Christopher Finch, L'Art de Walt Disney : de Mickey à Mulan

Il faut bien sûr évoquer la musique, et malgré la contribution largement médiatisée d'Elton John et de Tim Rice, elle résulte avant tout du remarquable travail d'arrangements et d'orchestration de Hans Zimmer (compositeur de Thelma et Louise et de Rain Man) qui, de l'avis même des réalisateurs du film, octroya sa véritable identité à l'histoire. Il agrémenta ainsi la chanson d'ouverture "L'Histoire de la Vie", de choeurs zoulous enregistrés en Afrique. On décida ensuite d'éliminer tout dialogue où Zazu le calao, présentait le nouveau-né Simba. Bien qu'ayant étudié la musique africaine, Zimmer ne chercha pas systématiquement à retranscrire cette sonorité composée surtout de percussions. Utilisant à bon escient ses synthétiseurs / samplers, il a intelligemment associé les sons modernes, aux cordes puis aux instruments typiques de là-bas. On peut seulement regretter une envahissante flûte de pan qui s'inscrit mal dans le milieu africain. Le meilleur exemple reste "Soyez Prêtes" où toutes ces influences sont parfaitement intégrées. En réalité, Zimmer a quelque peu sauvé l'affaire.
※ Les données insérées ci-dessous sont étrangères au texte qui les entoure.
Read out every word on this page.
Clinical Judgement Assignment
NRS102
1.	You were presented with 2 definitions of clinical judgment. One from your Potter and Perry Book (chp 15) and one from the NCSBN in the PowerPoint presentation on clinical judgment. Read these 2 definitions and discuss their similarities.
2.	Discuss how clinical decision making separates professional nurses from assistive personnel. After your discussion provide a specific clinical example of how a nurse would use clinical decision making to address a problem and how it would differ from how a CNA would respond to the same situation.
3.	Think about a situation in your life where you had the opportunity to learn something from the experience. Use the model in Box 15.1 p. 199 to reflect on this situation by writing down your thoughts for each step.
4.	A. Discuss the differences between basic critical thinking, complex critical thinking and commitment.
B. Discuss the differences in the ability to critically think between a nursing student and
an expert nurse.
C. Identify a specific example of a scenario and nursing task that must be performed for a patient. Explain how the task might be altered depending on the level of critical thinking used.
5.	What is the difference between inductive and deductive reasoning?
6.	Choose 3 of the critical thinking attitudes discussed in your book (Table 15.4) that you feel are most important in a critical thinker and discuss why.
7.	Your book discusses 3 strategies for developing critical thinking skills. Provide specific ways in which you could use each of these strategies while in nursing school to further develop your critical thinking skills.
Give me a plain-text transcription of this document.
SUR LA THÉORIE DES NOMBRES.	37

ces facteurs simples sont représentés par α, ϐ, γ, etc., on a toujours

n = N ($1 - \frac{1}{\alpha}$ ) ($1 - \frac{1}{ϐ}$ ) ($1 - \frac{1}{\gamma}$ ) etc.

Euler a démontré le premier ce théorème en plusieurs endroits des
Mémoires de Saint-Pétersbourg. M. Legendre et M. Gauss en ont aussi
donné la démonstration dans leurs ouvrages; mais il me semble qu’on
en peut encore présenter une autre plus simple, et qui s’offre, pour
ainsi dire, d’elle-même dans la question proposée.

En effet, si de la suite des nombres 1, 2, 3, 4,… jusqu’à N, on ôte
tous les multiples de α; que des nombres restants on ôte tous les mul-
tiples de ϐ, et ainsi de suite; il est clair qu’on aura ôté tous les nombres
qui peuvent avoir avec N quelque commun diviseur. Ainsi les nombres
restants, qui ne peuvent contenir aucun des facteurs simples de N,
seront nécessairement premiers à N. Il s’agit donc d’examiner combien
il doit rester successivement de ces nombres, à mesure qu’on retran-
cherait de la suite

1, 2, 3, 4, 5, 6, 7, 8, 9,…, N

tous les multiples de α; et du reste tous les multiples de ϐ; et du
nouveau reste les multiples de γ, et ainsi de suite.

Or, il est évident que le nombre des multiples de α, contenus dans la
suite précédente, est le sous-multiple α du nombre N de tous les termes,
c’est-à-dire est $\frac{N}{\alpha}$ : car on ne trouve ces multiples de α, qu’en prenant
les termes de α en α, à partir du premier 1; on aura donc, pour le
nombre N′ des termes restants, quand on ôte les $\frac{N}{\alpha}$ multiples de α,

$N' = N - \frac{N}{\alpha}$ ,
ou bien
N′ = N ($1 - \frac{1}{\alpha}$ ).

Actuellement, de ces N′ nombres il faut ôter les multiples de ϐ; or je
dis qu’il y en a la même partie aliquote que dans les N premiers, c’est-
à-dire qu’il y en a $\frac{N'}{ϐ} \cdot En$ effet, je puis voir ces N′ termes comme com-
En effet, outre un scénario qui demeura longtemps embourbé, les chansons d'Elton John (dont "L'Histoire de la Vie"), furent rapidement composées un après-midi à Oxford Street et, quoique d'une indéniable qualité, elles plongeaient chacun dans la perplexité : c'est beau, mais que va-t-on en faire ? Il est clair que ses compositions ne s'adaptaient pas du tout à l'ambiance prévue par le script, aussi nébuleux qu'il fût à l'époque. Or de quoi a-t-on l'air si l'on déclare que des chansons signées d'un des plus grands mélodistes de ce temps, ne conviennent pas au dernier film Disney ? Tout ne se déroula d'ailleurs pas au mieux, Elton John trouvant, à juste titre, que "L'Amour Brille Sous les Étoiles" déclamé par un phacochère dont la voix semble toujours à la limite du rot gras et sonnant, ne paraissait pas d'une extrême délicatesse. En définitive, on révisa la copie et ce fut une voix féminine qui accompagna les ébats amoureux proprement hallucinants de Simba et de sa compagne (car il semble assez rare de voir un lion se jeter dans un lac pour aguicher sa belle). Toutefois, les chansons d'Elton John conformes à son registre étendu, et de valeur certaine, ont été récompensées (de même que la bande-son), d'un Oscar devenu à présent traditionnel.